The sample used in my project comes from old ATV transmitter with note written on the plastic bag: 50mW IN - 11W OUT. Module was in continuous 24/7 operation for a couple of years where output power dropped from 20W to 11W at the end. Removing the plastic cover, quick inspection using the magnifying glass showed that all bonding wires are looking OK, anyhow nothing can be done even if they are burned, chip with bonding wires is secured with some kind of hard transparent epoxy. So 11W or nothing .... Actually, the idea was to test this module despite the fact that many articles (clik link) speak about the oscillations that may occur and the way how to cure this problem. The amplifier was designed following the original data sheet using just the basic parts, nothing more - nothing less. 5V voltage regulator with blocking capacitors is also included with the output power indicator circuit at the end.

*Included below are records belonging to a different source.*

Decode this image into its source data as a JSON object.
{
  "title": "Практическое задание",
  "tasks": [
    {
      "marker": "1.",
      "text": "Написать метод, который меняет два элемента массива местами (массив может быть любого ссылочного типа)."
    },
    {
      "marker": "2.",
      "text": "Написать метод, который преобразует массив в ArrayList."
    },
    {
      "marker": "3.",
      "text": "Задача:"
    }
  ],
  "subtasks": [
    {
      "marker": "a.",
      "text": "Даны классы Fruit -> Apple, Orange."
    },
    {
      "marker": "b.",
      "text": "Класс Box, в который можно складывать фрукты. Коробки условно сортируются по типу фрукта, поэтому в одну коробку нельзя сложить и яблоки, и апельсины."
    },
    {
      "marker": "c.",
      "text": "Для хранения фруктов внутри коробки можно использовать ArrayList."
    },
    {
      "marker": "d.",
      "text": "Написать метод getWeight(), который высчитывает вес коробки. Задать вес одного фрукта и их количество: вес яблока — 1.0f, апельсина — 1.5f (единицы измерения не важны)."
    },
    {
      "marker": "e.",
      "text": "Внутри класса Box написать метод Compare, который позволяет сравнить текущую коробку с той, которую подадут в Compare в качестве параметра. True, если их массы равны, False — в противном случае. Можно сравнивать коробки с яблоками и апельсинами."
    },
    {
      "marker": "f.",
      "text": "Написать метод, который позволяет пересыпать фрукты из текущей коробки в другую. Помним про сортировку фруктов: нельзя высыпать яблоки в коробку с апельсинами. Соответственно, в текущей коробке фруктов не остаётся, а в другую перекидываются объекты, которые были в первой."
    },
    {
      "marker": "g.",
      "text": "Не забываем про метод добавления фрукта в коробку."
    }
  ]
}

Old milled aluminum housing from the Comtek 900Mhz amplifier was a simple and easy to reuse for this project. Good RF shielding and grounding, adequate thermal contact with the hea tsink and a good quality SMA connectors was a plus. Already built SMA and power supply connectors dictate the component layout and the size of the PCB. For the PCB i choose the double side FR4 laminate 1mm thick to achieve tight connection with the central SMA input and output pins and 50 ohms PCB tracks. Input and output lines are 50ohm and there are enough grounding screws on the PCB preventing the self oscillation of the amplifier. Pay attention to the screws close to the SMA connectors, module input and output pins and grounding point for the capacitors that are blocking the power supply pins.
First test with 50mW drive gave 11W out. Further increase of drive power did not gave more power out, even 100mW of drive did not change nothing. The amplifier is very stable and no oscillation problem noted. The amplifier was than tested changing the drive power and power supply voltage to invoke some oscillations but the amplifier was always stable. With the 9V of power supply the output power was 7 watts, not bad at all. Probably, more power can be squeezed out with proper input and output circuit match but I was lazy to do that. Last test was done also with the parts in place that are measuring the output power. This power indicator can be very useful for monitoring the output where no extra SWR meter or power meter is required. The amplifier was tested in tandem with the latest AD6IW prototype low noise 23cm transverter with excellent results during the July 2011 uW activity contest from the portable location.
And yes, the latest AD6IW 23cm transverter is the state of the art ......